More information and resources can be found at: eWorkshop

In Laura's Grade 6 class, she uses guided reading in her Reading Workshop to be able to meet in small groups with students to address student needs, scaffold strategies or cover reading content from Science and Social Studies.

Guided reading is just one part of her literacy block, as she needs to leave time to integrate writing, oral language and media literacy into her program.  

Here is a copy of her guided reading rotations:

Laura meets with one of her groups and uses the core resource, Nelson Literacy, to engage in learning about Electricity, focusing on using text features when reading non-fiction.  She used this reading with each group, to connect to their work in Science, and help them understand the elements of non-fiction reading.

While meeting with a group, the key question always arises, "what is the rest of the class doing?"  Laura has created three activities that are important to her and her literacy program.  Instead of having the entire class engage in these activities on the same day, this schedule allows students to work on each assignment each day.  They are encouraged to work together and help each other, if necessary.

Below are photos of her three activities:

Response Journal - students write a letter to Laura about what they are reading independently.  This structure is taken from Fountas and Pinnell's First 20 Days of Independent Reading.  Students read and apply feedback from their previous letters and share their thinking.

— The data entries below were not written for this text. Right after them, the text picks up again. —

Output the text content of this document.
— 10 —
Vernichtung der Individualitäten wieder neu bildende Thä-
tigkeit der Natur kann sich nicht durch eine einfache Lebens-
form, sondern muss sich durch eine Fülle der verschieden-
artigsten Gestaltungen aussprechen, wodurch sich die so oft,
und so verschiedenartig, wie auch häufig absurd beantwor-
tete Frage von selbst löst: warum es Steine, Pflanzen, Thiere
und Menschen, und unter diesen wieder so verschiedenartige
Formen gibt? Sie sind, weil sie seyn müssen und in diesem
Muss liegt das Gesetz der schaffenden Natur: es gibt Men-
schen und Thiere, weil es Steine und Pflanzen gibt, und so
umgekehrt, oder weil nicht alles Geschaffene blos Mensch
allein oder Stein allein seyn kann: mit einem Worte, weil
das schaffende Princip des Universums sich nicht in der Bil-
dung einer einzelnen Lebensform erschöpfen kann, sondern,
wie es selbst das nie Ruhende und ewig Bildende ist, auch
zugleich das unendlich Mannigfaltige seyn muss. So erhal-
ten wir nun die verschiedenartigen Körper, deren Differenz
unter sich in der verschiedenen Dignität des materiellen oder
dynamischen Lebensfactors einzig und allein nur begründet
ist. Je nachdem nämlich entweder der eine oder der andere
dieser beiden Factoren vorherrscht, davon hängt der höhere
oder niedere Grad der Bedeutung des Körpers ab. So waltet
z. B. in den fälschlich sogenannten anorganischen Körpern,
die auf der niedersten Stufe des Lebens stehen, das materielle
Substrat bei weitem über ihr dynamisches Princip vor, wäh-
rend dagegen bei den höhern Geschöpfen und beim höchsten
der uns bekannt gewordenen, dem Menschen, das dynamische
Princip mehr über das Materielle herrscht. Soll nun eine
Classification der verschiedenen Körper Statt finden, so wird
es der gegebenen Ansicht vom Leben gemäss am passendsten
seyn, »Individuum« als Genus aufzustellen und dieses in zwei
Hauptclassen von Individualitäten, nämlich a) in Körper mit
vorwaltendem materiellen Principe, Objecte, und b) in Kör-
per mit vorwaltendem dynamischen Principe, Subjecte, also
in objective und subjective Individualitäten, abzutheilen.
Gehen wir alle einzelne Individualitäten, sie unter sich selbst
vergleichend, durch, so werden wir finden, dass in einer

Word Study - Laura has students engage in different activities focused on contextual words used and integrated into her program, rather than a prescribed list in a speller.  More information about Word Study can be found at: Word Study in Action

Here is an example of her word wall, where she focused on descriptive words and adjectives visually:

This week, she used her Science vocabulary as her focus, and students worked on activities related to these words:

Computers - what do we do with just one, two or three computers in the class?  Having students work on them to publish pieces of work is just one way Laura uses her classroom computers.  Students can work together to revise/edit their work, or publish a piece, helping one another out.  This ensures that the computers are used and an integrated tool in literacy, and students have a chance to word process their work.

Read Aloud - to end the Reading Workshop, Laura brought the class to the carpet to read aloud to them from Maniac Magee, their class novel.  This novel is not only used to think aloud and connect to the different strategies taught and used, but it is a time to enjoy a piece of literature together.